Fairview High Gets Zero Waste Designation

Fairview High School has become the first full-size high school in Colorado to receive Green Star designation from Boulder-based Eco-Cycle. The nationally recognized zero waste education program helps schools become waste-free facilities while providing long-term education to students about the environmental benefits and consequences of our consumer actions.

 

The organization provides its Green Star schools with the necessary compost and recycle bins and “Eco-cycle presents in classes for free,” says Kim Orr, Eco-cycle’s Green Star Schools Program Director. “Topics include everything from clean air to clean water to hazardous waste, not just composting and recycling.”

At the moment, composting and recycling are the main attractions at the high school. Senior class president Anya Aidun points out the compost bin, “and this is what’s new, along with the return cart for the durables.”

The durables, Student Council Vice President Lea Martinson says, are the place settings – plates and bowls, utensils and trays – all of which have replaced single-use plastics previously used in the school cafeteria.

“We hope that our diversion rate to the landfill drops and that everyone is more mindful of the effect their waste has on the environment,” says Aidun of the recent changes.

Adds Martinson, she hopes they can be a positive example for other high schools and communities around the country. “Because our school is so big, we kind of have the sample size of a small town.”

At more than 2,100 students and staff, Fairview High School operates like a small town, in so far as trash collection is concerned. Eco-cycle hauls all the school’s compost and recycling weekly. “Every Saturday, their compost is picked up and we track that and weigh that and collect that data monthly,” explains Orr. Eco-cycle will compile that data, along with measuring the depth of garbage in the trash bins, to determine how effective the school’s diversion rate and education programs are.
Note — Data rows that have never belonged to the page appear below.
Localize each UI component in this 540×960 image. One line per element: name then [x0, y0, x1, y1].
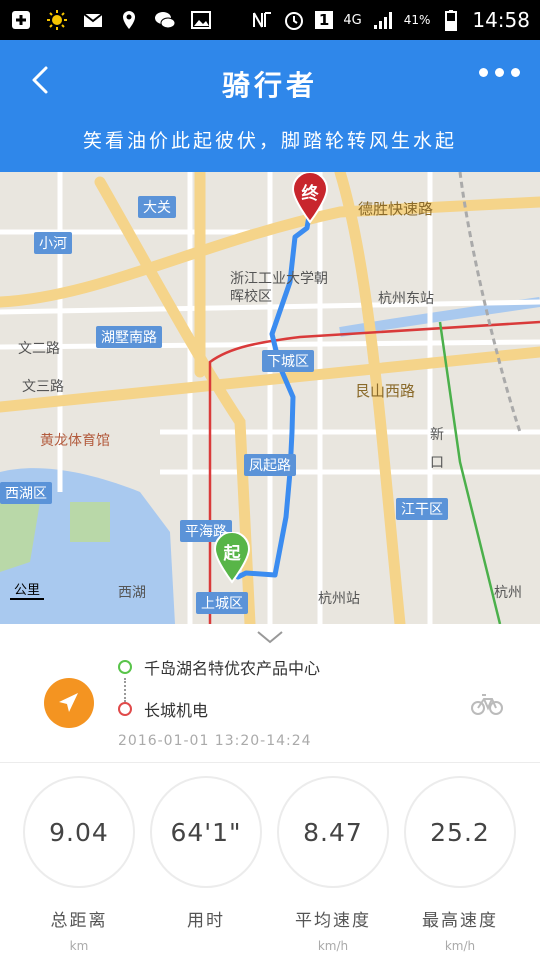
route-connector — [124, 678, 126, 702]
stat-duration: 64'1" 用时 — [150, 776, 262, 939]
route-map[interactable]: 大关 小河 德胜快速路 浙江工业大学朝晖校区 杭州东站 湖墅南路 文二路 文三路… — [0, 172, 540, 624]
stat-distance-unit: km — [69, 939, 89, 953]
alarm-icon — [284, 12, 303, 30]
clock: 14:58 — [472, 8, 530, 32]
map-label-jianggan: 江干区 — [396, 498, 448, 520]
map-label-huanglong: 黄龙体育馆 — [40, 433, 110, 449]
end-dot-icon — [118, 702, 132, 716]
plus-icon — [12, 11, 30, 29]
map-scale: 公里 — [10, 579, 45, 600]
navigation-arrow-icon — [59, 693, 78, 712]
stat-max-speed-label: 最高速度 — [422, 911, 498, 931]
stat-avg-speed-label: 平均速度 — [295, 911, 371, 931]
sim-indicator: 1 — [314, 11, 334, 29]
trip-start-label: 千岛湖名特优农产品中心 — [144, 659, 321, 678]
bicycle-icon — [471, 694, 503, 715]
park-area-2 — [70, 502, 110, 542]
trip-end-label: 长城机电 — [144, 701, 209, 720]
network-type: 4G — [343, 12, 362, 28]
map-label-zju: 浙江工业大学朝晖校区 — [230, 271, 328, 305]
sun-icon — [47, 10, 67, 30]
chevron-down-icon[interactable] — [256, 630, 284, 644]
stat-duration-label: 用时 — [187, 911, 225, 931]
signal-icon — [373, 12, 392, 29]
stat-max-speed-value: 25.2 — [404, 776, 516, 888]
stat-avg-speed-value: 8.47 — [277, 776, 389, 888]
slogan: 笑看油价此起彼伏，脚踏轮转风生水起 — [82, 130, 457, 152]
stat-duration-value: 64'1" — [150, 776, 262, 888]
battery-icon — [445, 10, 458, 31]
map-label-road-2: 文二路 — [18, 341, 60, 357]
more-options-button[interactable] — [479, 68, 520, 77]
app-header: 骑行者 笑看油价此起彼伏，脚踏轮转风生水起 — [0, 40, 540, 172]
end-pin[interactable]: 终 — [290, 172, 330, 224]
map-label-xiacheng: 下城区 — [262, 350, 314, 372]
map-label-desheng-road: 德胜快速路 — [358, 200, 434, 218]
status-bar: 1 4G 41% 14:58 — [0, 0, 540, 40]
map-label-shangcheng: 上城区 — [196, 592, 248, 614]
stat-max-speed: 25.2 最高速度 km/h — [404, 776, 516, 953]
mail-icon — [83, 13, 103, 27]
trip-time: 2016-01-01 13:20-14:24 — [118, 733, 312, 749]
nfc-icon — [252, 12, 271, 28]
stat-max-speed-unit: km/h — [444, 939, 476, 953]
stat-distance: 9.04 总距离 km — [23, 776, 135, 953]
trip-route: 千岛湖名特优农产品中心 长城机电 — [118, 655, 320, 721]
wechat-icon — [155, 12, 176, 29]
map-label-hushu-south: 湖墅南路 — [96, 326, 162, 348]
battery-percent: 41% — [403, 13, 431, 27]
map-label-xihu-district: 西湖区 — [0, 482, 52, 504]
stat-avg-speed-unit: km/h — [317, 939, 349, 953]
map-label-fengqi: 凤起路 — [244, 454, 296, 476]
map-label-genshan-west: 艮山西路 — [355, 382, 416, 400]
trip-end: 长城机电 — [118, 697, 320, 721]
map-label-road-3: 文三路 — [22, 379, 64, 395]
stat-distance-value: 9.04 — [23, 776, 135, 888]
map-label-daguan: 大关 — [138, 196, 176, 218]
stat-avg-speed: 8.47 平均速度 km/h — [277, 776, 389, 953]
divider — [0, 762, 540, 763]
map-label-xiaohe: 小河 — [34, 232, 72, 254]
map-label-partial-kou: 口 — [430, 455, 444, 471]
stat-distance-label: 总距离 — [50, 911, 108, 931]
map-label-hangzhou-right: 杭州 — [494, 585, 522, 601]
start-dot-icon — [118, 660, 132, 674]
map-canvas — [0, 172, 540, 624]
start-pin-label: 起 — [223, 544, 241, 564]
map-label-hangzhou-station: 杭州站 — [318, 591, 360, 607]
map-label-hangzhou-east: 杭州东站 — [378, 291, 434, 307]
location-icon — [123, 11, 135, 29]
trip-start: 千岛湖名特优农产品中心 — [118, 655, 320, 679]
map-label-partial-xin: 新 — [430, 427, 444, 443]
end-pin-label: 终 — [301, 184, 319, 204]
start-pin[interactable]: 起 — [212, 532, 252, 584]
map-label-xihu: 西湖 — [118, 585, 146, 601]
page-title: 骑行者 — [221, 69, 318, 102]
image-icon — [191, 11, 211, 29]
navigate-button[interactable] — [44, 678, 94, 728]
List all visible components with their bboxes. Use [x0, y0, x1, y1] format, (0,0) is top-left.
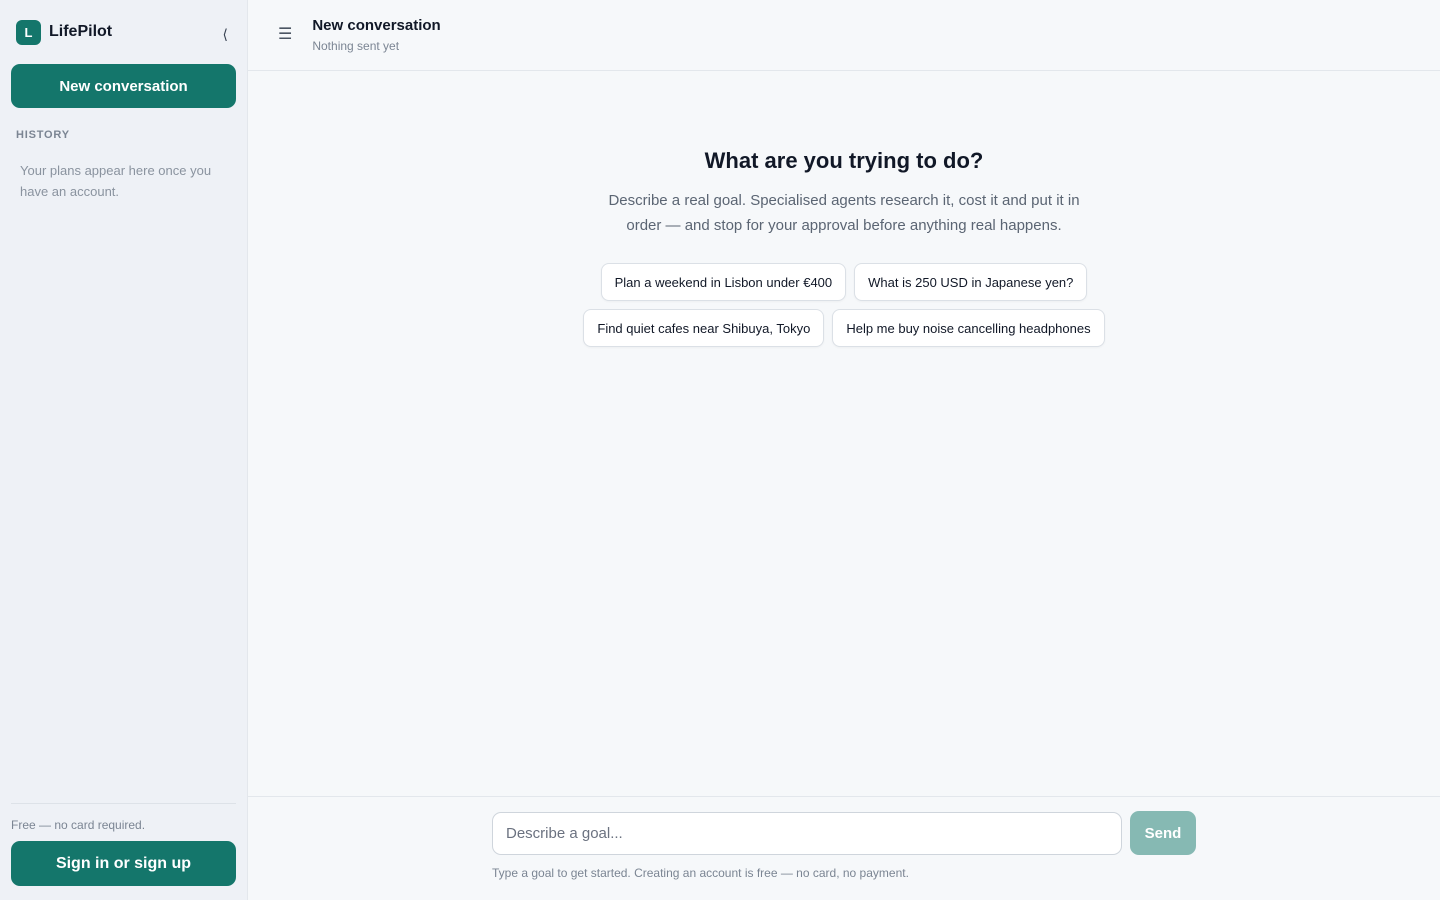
history-empty-text: Your plans appear here once you have an …: [20, 163, 212, 199]
conversation-header: New conversation Nothing sent yet: [312, 17, 440, 53]
main-panel: ☰ New conversation Nothing sent yet What…: [248, 0, 1440, 900]
history-heading: HISTORY: [16, 129, 70, 141]
free-note: Free — no card required.: [11, 818, 146, 832]
suggestion-chip[interactable]: Plan a weekend in Lisbon under €400: [600, 263, 847, 301]
send-button[interactable]: Send: [1130, 811, 1196, 855]
suggestion-chip[interactable]: Help me buy noise cancelling headphones: [832, 309, 1105, 347]
app-root: L LifePilot ⟨ New conversation HISTORY Y…: [0, 0, 1440, 900]
hero-title: What are you trying to do?: [704, 148, 984, 173]
sidebar-footer: Free — no card required. Sign in or sign…: [11, 803, 236, 886]
goal-input[interactable]: [492, 812, 1122, 855]
suggestion-row: Find quiet cafes near Shibuya, Tokyo Hel…: [583, 309, 1105, 347]
new-conversation-button[interactable]: New conversation: [11, 64, 236, 108]
empty-state: What are you trying to do? Describe a re…: [248, 148, 1440, 347]
composer: Send Type a goal to get started. Creatin…: [248, 796, 1440, 900]
brand: L LifePilot ⟨: [11, 0, 236, 64]
conversation-subtitle: Nothing sent yet: [312, 39, 400, 53]
conversation-title: New conversation: [312, 17, 441, 34]
sign-in-button[interactable]: Sign in or sign up: [11, 841, 236, 886]
brand-logo-icon: L: [16, 19, 41, 45]
brand-name: LifePilot: [49, 23, 113, 40]
suggestion-chip[interactable]: Find quiet cafes near Shibuya, Tokyo: [583, 309, 825, 347]
suggestion-chips: Plan a weekend in Lisbon under €400 What…: [583, 263, 1105, 347]
collapse-sidebar-icon[interactable]: ⟨: [223, 26, 228, 43]
menu-icon[interactable]: ☰: [278, 24, 292, 44]
topbar: ☰ New conversation Nothing sent yet: [248, 0, 1440, 71]
suggestion-chip[interactable]: What is 250 USD in Japanese yen?: [854, 263, 1088, 301]
goal-input-wrap: [492, 812, 1122, 855]
sidebar: L LifePilot ⟨ New conversation HISTORY Y…: [0, 0, 248, 900]
hero-description: Describe a real goal. Specialised agents…: [608, 192, 1080, 234]
suggestion-row: Plan a weekend in Lisbon under €400 What…: [600, 263, 1088, 301]
composer-note: Type a goal to get started. Creating an …: [492, 866, 909, 880]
But there is a price to doing good. “In general, it costs $15,000 to bring a school into the program,” says Orr. She expects it will be more for a high school as large as Fairview. “And then there are yearly maintenance fees of about $3,000.” Translation: maintenance alone is more than $150,000 annually for all the schools currently in the program.

So far, Fairview students say they’ve noticed their peers deliberately dumping food waste in the compost bins. “We’ve been pretty impressed with what we’ve seen in just the first week,” says Aidun, “but we have a lot of education to do, too.”